Tuesday, May 3, 2011

New Kid on the Block: Linagliptin (Tradjenta)

Never be the first to prescribe a new medication, but never be the last either. Despite Big Pharma's attempt to induce us to prescribe the newest & latest, too often me-too drugs, we teach our resident physicians to look deeper for meaningful reasons, eg outcomes that matter, to switch.  For instance, LDL lowering isn't enough - we want to see a decrease in cardiovascular events & mortality.

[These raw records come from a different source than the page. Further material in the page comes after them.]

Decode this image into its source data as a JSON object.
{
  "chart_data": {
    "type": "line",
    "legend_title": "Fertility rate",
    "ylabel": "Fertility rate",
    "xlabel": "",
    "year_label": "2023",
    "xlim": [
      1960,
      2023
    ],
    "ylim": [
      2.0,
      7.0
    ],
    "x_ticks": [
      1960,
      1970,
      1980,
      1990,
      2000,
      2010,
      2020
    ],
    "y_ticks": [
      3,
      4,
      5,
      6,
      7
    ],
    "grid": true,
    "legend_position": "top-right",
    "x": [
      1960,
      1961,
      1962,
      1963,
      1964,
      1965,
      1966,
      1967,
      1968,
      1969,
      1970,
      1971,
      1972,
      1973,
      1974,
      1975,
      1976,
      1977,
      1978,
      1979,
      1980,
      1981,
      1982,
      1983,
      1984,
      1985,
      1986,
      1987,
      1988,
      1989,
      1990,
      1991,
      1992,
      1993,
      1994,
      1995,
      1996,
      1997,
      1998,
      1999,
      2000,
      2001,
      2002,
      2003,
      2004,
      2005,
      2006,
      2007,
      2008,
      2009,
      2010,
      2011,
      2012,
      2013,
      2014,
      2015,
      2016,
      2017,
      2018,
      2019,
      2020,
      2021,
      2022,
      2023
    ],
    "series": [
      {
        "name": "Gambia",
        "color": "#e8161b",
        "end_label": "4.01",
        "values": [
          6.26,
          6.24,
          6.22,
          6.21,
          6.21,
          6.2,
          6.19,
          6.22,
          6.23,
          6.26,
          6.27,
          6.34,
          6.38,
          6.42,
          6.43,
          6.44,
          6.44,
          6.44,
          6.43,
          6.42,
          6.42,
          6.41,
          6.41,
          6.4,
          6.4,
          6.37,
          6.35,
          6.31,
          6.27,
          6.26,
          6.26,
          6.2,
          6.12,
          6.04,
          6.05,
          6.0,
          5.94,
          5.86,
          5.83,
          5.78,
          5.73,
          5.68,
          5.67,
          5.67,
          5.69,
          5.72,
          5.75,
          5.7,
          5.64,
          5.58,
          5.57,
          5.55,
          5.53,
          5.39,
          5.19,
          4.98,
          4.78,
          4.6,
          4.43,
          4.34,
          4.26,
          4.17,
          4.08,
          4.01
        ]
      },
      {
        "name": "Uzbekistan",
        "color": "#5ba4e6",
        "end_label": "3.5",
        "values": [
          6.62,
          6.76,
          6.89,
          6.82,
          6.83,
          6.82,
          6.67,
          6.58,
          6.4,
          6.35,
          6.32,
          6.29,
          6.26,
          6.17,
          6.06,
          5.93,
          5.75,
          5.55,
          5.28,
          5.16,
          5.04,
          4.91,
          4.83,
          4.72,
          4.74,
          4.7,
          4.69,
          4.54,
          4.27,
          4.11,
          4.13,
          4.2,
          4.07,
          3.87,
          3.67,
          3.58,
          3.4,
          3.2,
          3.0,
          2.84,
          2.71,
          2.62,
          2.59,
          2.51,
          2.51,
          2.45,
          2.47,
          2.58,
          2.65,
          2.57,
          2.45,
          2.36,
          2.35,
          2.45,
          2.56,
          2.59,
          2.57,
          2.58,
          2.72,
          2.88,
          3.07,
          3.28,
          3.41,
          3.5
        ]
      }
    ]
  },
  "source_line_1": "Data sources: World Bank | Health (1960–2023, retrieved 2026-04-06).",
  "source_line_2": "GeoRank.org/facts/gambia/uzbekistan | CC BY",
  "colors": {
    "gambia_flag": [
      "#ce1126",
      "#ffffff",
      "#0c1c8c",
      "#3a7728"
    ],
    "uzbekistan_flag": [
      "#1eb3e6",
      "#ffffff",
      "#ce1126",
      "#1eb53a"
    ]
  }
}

I mention this because the Food & Drug Administration just approved linagliptin (Tradjenta), another dipeptidyl peptidase-4 (DPP-4) inhibitor, for treatment of type 2 diabetes.  This latest drug is the 3rd in the class started by sitagliptin (Januvia) in 2006 and joined by saxagliptin (Onglyza) in 2009.  The beauty of this class is that the risk for hypoglycemic is low when used by itself or in combination w/metformin or a glitazone, eg pioglitazone (Actos) or rosiglitazone (Avandia).

These DPP-4 inhibitors work by inhibiting the breakdown of incretin.  Higher incretin levels thus leads to both lower glucagon & higher insulin levels, both of which lower glucose and tend to delay gastric emptying.  Alternatively, one can increase incretin by injecting either exenatide (Byetta) or liraglutide (Victoza).

The good news for our patients w/diabetes is that they have many options from which to choose to assist them in lowering their blood sugars and minimizing their risk for dying early or suffering from heart attacks, strokes, kidney failure, amputations, and erectile dysfunction.  However, as providers, we have to look long & hard to see if new therapies have any decided advantage over (slightly) older options, which by now have hopefully demonstrated safety.

So never be the first but never be the last to prescribe a new medication.  But above all else, do not harm.